Ho: Number of copier machines needed to be serviced is not a predictor of total number of minutes to service Ha: A linear relationship exists between the number of machines needed to be serviced and the number of minutes to service
F Statistic: Is 968.66
Critical F Value: 4.067 with an alpha of .05, meaning the F Statistic is larger than the Critical F Value, we can reject the null hypothesis. Moreove, the p-value is incredibly small, giving us further evidence to reject the null hypothesis.

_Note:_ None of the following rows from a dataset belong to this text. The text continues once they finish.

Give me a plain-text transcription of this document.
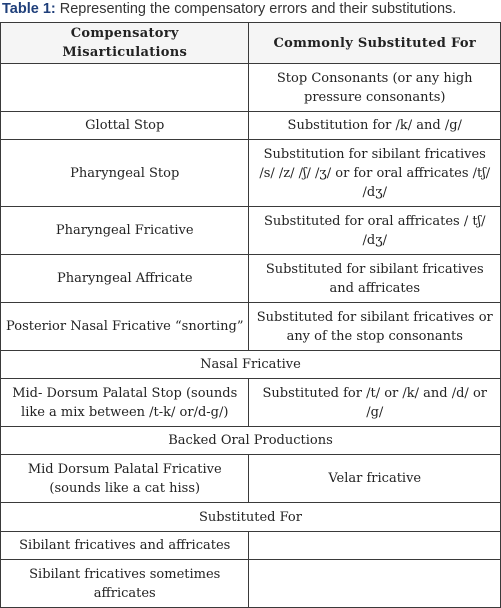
Table 1: Representing the compensatory errors and their substitutions.
Compensatory Misarticulations	Commonly Substituted For
	Stop Consonants (or any high pressure consonants)
Glottal Stop	Substitution for /k/ and /g/
Pharyngeal Stop	Substitution for sibilant fricatives /s/ /z/ /ʃ/ /ʒ/ or for oral affricates /tʃ/ /dʒ/
Pharyngeal Fricative	Substituted for oral affricates / tʃ/ /dʒ/
Pharyngeal Affricate	Substituted for sibilant fricatives and affricates
Posterior Nasal Fricative “snorting”	Substituted for sibilant fricatives or any of the stop consonants
Nasal Fricative	
Mid- Dorsum Palatal Stop (sounds like a mix between /t-k/ or/d-g/)	Substituted for /t/ or /k/ and /d/ or /g/
Backed Oral Productions	
Mid Dorsum Palatal Fricative (sounds like a cat hiss)	Velar fricative
Substituted For	
Sibilant fricatives and affricates	
Sibilant fricatives sometimes affricates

anova.Copier <- anova(Copier_results)
anova.Copier
## Analysis of Variance Table
##
## Response: Minutes
## Df Sum Sq Mean Sq F value Pr(>F)
## Serviced 1 76960 76960 968.66 < 2.2e-16 ***
## Residuals 43 3416 79
## ---
## Signif. codes: 0 '***' 0.001 '**' 0.01 '*' 0.05 '.' 0.1 ' ' 1
qf(.05,df1 = 1, df2 = 43,lower.tail=FALSE)
## [1] 4.067047
newdata2 <-data.frame(Serviced=5)
predict(Copier_results,newdata2,level=0.95,interval="confidence")
## fit lwr upr
## 1 74.59608 71.91422 77.27794
What is the value of the residual for the first observation? Interpret this value contextually.
Actual value of y - predicted value of y
In copier the first point: serviced = 2 and Minutes = 20
Beta 0: -0.5802 Beta 1: 14.0352
Predicted = -0.5802 + 14.0352(2) predicted y = 27.49 Residual = 20 - 27.89 = -7.89
The predicted value is greater than the actual value, meaning the residual is negative, showing an over prediction for the first data point i.e. less time was spent servicing 2 copies than expected.